Zero History follows in the footsteps of William Gibson's previous 2 books, "Pattern Recognition" and Spook Country", with the atmosphere in the novel remaining much the same as before.

Bruce Sterling provided a cool idea ("the ugliest t-shirt in the world") for the finale which brought together the full gamut of characters and macguffins in a satisfying way.

Boing Boing has a good micro-review of the book and Wired has an interview with Gibson about it.

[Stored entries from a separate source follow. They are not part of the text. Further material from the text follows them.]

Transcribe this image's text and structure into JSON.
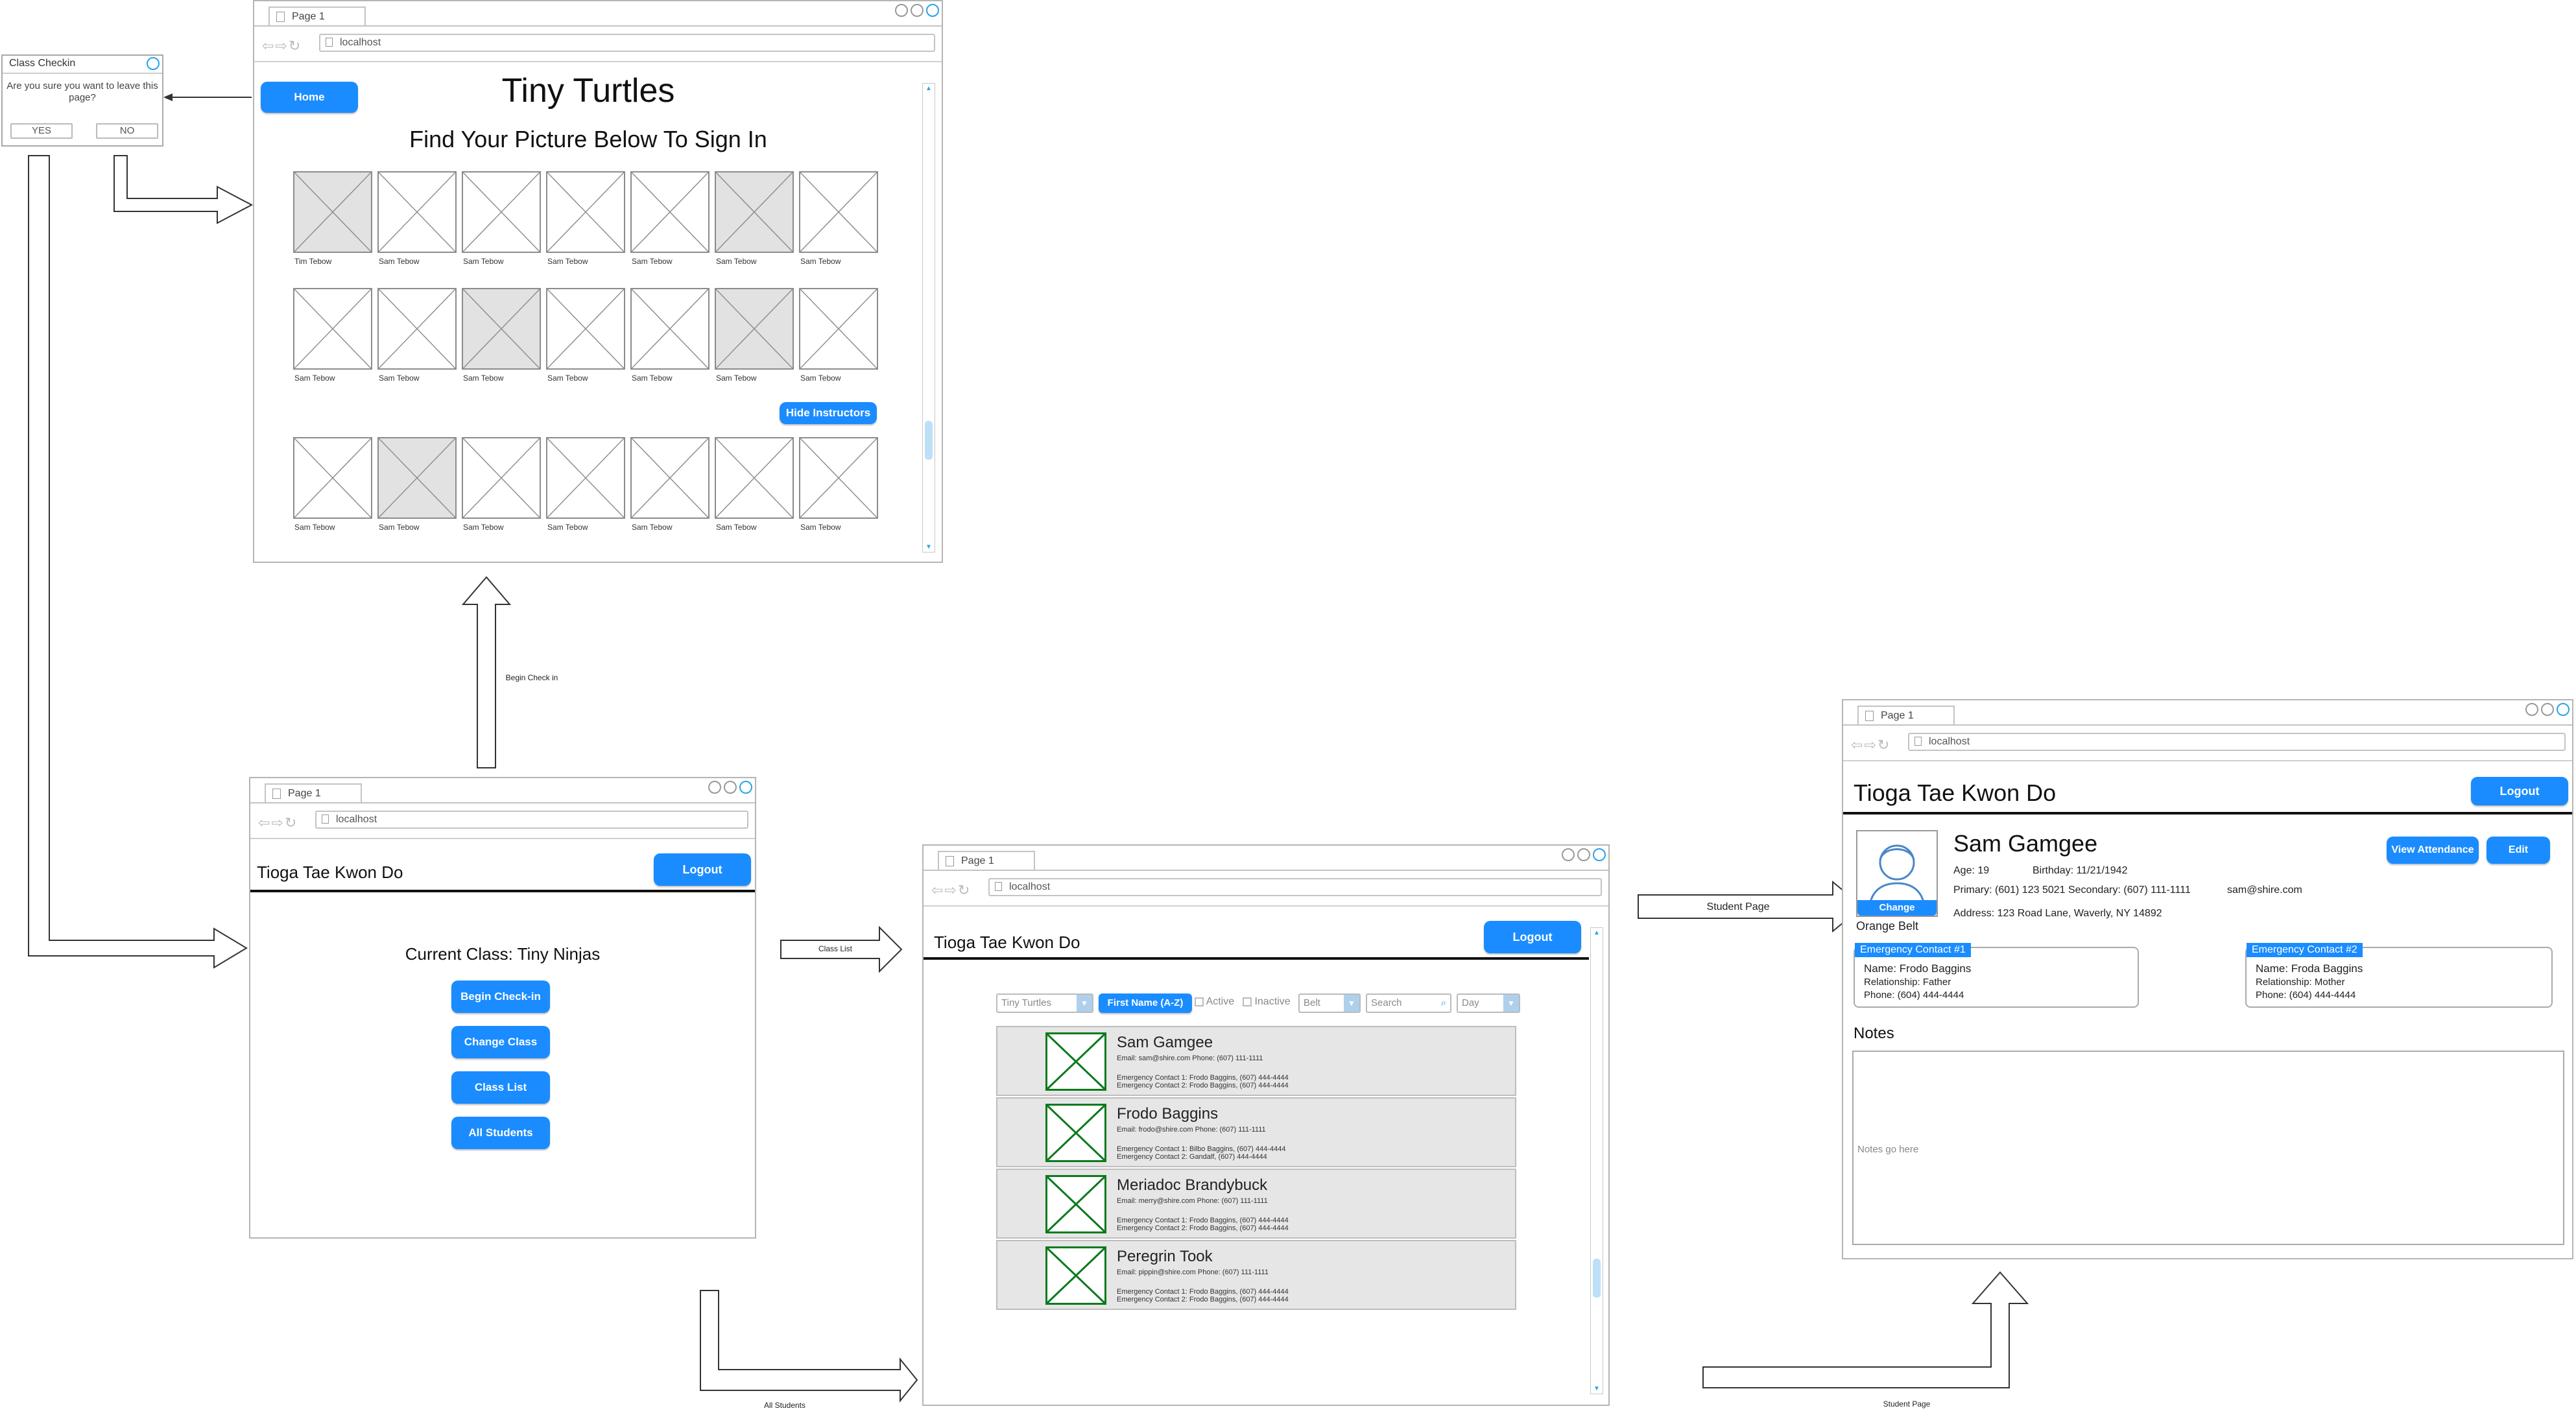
{
  "dialog": {
    "title": "Class Checkin",
    "message": "Are you sure you want to leave this page?",
    "yes_label": "YES",
    "no_label": "NO"
  },
  "checkin_window": {
    "tab_label": "Page 1",
    "url": "localhost",
    "home_label": "Home",
    "title": "Tiny  Turtles",
    "subtitle": "Find Your Picture Below To Sign In",
    "hide_instructors_label": "Hide Instructors",
    "rows": [
      {
        "names": [
          "Tim Tebow",
          "Sam Tebow",
          "Sam Tebow",
          "Sam Tebow",
          "Sam Tebow",
          "Sam Tebow",
          "Sam Tebow"
        ],
        "grey": [
          true,
          false,
          false,
          false,
          false,
          true,
          false
        ]
      },
      {
        "names": [
          "Sam Tebow",
          "Sam Tebow",
          "Sam Tebow",
          "Sam Tebow",
          "Sam Tebow",
          "Sam Tebow",
          "Sam Tebow"
        ],
        "grey": [
          false,
          false,
          true,
          false,
          false,
          true,
          false
        ]
      },
      {
        "names": [
          "Sam Tebow",
          "Sam Tebow",
          "Sam Tebow",
          "Sam Tebow",
          "Sam Tebow",
          "Sam Tebow",
          "Sam Tebow"
        ],
        "grey": [
          false,
          true,
          false,
          false,
          false,
          false,
          false
        ]
      }
    ]
  },
  "home_window": {
    "tab_label": "Page 1",
    "url": "localhost",
    "brand": "Tioga Tae Kwon Do",
    "logout_label": "Logout",
    "current_class": "Current Class: Tiny Ninjas",
    "buttons": [
      "Begin Check-in",
      "Change Class",
      "Class List",
      "All Students"
    ]
  },
  "list_window": {
    "tab_label": "Page 1",
    "url": "localhost",
    "brand": "Tioga Tae Kwon Do",
    "logout_label": "Logout",
    "filters": {
      "class_select": "Tiny Turtles",
      "sort_label": "First Name (A-Z)",
      "active_label": "Active",
      "inactive_label": "Inactive",
      "belt_select": "Belt",
      "search_placeholder": "Search",
      "day_select": "Day"
    },
    "students": [
      {
        "name": "Sam Gamgee",
        "contact": "Email: sam@shire.com Phone: (607) 111-1111",
        "ec1": "Emergency Contact 1: Frodo Baggins, (607) 444-4444",
        "ec2": "Emergency Contact 2: Frodo Baggins, (607) 444-4444"
      },
      {
        "name": "Frodo Baggins",
        "contact": "Email: frodo@shire.com Phone: (607) 111-1111",
        "ec1": "Emergency Contact 1: Bilbo Baggins, (607) 444-4444",
        "ec2": "Emergency Contact 2: Gandalf, (607) 444-4444"
      },
      {
        "name": "Meriadoc Brandybuck",
        "contact": "Email: merry@shire.com Phone: (607) 111-1111",
        "ec1": "Emergency Contact 1: Frodo Baggins, (607) 444-4444",
        "ec2": "Emergency Contact 2: Frodo Baggins, (607) 444-4444"
      },
      {
        "name": "Peregrin Took",
        "contact": "Email: pippin@shire.com Phone: (607) 111-1111",
        "ec1": "Emergency Contact 1: Frodo Baggins, (607) 444-4444",
        "ec2": "Emergency Contact 2: Frodo Baggins, (607) 444-4444"
      }
    ]
  },
  "student_window": {
    "tab_label": "Page 1",
    "url": "localhost",
    "brand": "Tioga Tae Kwon Do",
    "logout_label": "Logout",
    "name": "Sam Gamgee",
    "age": "Age: 19",
    "birthday": "Birthday: 11/21/1942",
    "phones": "Primary: (601) 123 5021 Secondary: (607) 111-1111",
    "email": "sam@shire.com",
    "address": "Address: 123 Road Lane, Waverly, NY 14892",
    "change_label": "Change",
    "belt": "Orange Belt",
    "view_attendance_label": "View Attendance",
    "edit_label": "Edit",
    "ec1": {
      "label": "Emergency Contact #1",
      "name": "Name: Frodo Baggins",
      "relationship": "Relationship: Father",
      "phone": "Phone: (604) 444-4444"
    },
    "ec2": {
      "label": "Emergency Contact #2",
      "name": "Name: Froda Baggins",
      "relationship": "Relationship: Mother",
      "phone": "Phone: (604) 444-4444"
    },
    "notes_heading": "Notes",
    "notes_placeholder": "Notes go here"
  },
  "flow_labels": {
    "begin_check_in": "Begin Check in",
    "class_list": "Class List",
    "all_students": "All Students",
    "student_page_top": "Student Page",
    "student_page_bottom": "Student Page"
  }
}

William Gibson's latest novel, Zero History, is his best yet, a triumph of science fiction as social criticism and adventure. Continuing on from 2007's Spook Country, Zero History features a reformed, dried out version of Milgrim, the junkie anti-hero from Spook Country. He's been rehabilitated at the expense of Hubertus Bigend, the shadowy power-broker whom we first met in Pattern Recognition. Bigend has got Milgrim hunting for the designer behind a mysterious line of fetish-denim, in the hopes of remaking it as the basis for a lucrative US military contract; this being Bigend's idea of novelty-seeking good times.

Joining Milgrim is Hollis Henry, the former pop star from Spook Country, still reluctantly in Bigend's employ, but even more conflicted, and missing her ex-boyfriend, a thrill-seeking nutjob whose idea of a good time in jumping off tall buildings in a glidersuit. Milgrim -- and later, Hollis -- track the secret denim from South Carolina to London to Paris and back to London again, and very quickly find themselves embroiled in an intrigue involving US spooks, experimental UAVs, rogue infosec specialists, and a palace coup at Blue Ant, Bigend's legendary design and branding firm.

What makes Zero History into Gibson's best so far is how absolutely perfectly he captures the futuristic nature of the present day. Milgrim -- a junkie dried out after a ten year fugue of living rough and stealing to buy pills -- is well-suited to this task, emerging as if from a time-machine into the 21st century in full swing, able to narrate its essential strangeness without seeming contrived. But all of Gibson's characters are in the business of understanding how we got to this futuristic present, and on every page, there is a jolt of pleasant dissonance as Gibson does the conjurer's trick of making you look at your surroundings with fresh eyes.

Here is a book that is both contemporary, and futuristic -- and anachronistic, filled as it is with characters who long for simpler times, who fetishize antique computers and vintage memorabilia. It's a book that doesn't so much feel written as designed, cunningly filled with trompe d'esprit effects that fool your brain into staring at your own life from the objective distance of a Martian.

Moon

Moon is an entertaining psychological thriller with a slightly Gattaca'esque feel to it.

The movie is, unsurprisingly, set on the moon, and features Sam Rockwell as Sam Bell. Sam has two weeks left of a three-year stint overseeing the mining of Helium 3 from the far side of the Moon.

Sam longs to see his wife and daughter again, but in the meantime is cared for by an over-protective computer named GERTY (voiced by Kevin Spacey). Before his stint ends, there is an accident, and when Sam re-awakes he is startled to encounter another Sam…

The movie got great reviews from At The Movies and an impressively high 90% rating at RottenTomatoes - and I've got to say I rate it highly as well, both for the acting and for some of the ideas explored (although I thought the ending was a little weak).

127 Hours

127 Hours was inspired by the true story of Aaron Ralstron, an adventurous young man in his 20's who went on a solo trip through Canyonlands National Park in Utah and, low on water and food, got his arm caught between a boulder and a wall of rock.

Ralstron wrote a book about his experiences (entitled Between a Rock and a Hard Place) and received considerable publicity at the time, so the story wasn't a mystery to me, however given that it was showing at the Open Air Cinema I thought I'd check it out.

While the venue was (as always) awe inspiring, the film itself felt flat - Crikey sums it up:

While 127 Hours impresses on a technical level the film’s bouncy aesthetics and restless energy don’t do its psychological depth any favours. The film lacks the emotional core it desperately needed for the story to resonate. It should have felt inspiring as a triumph over adversity human interest story but, sadly, it doesn’t.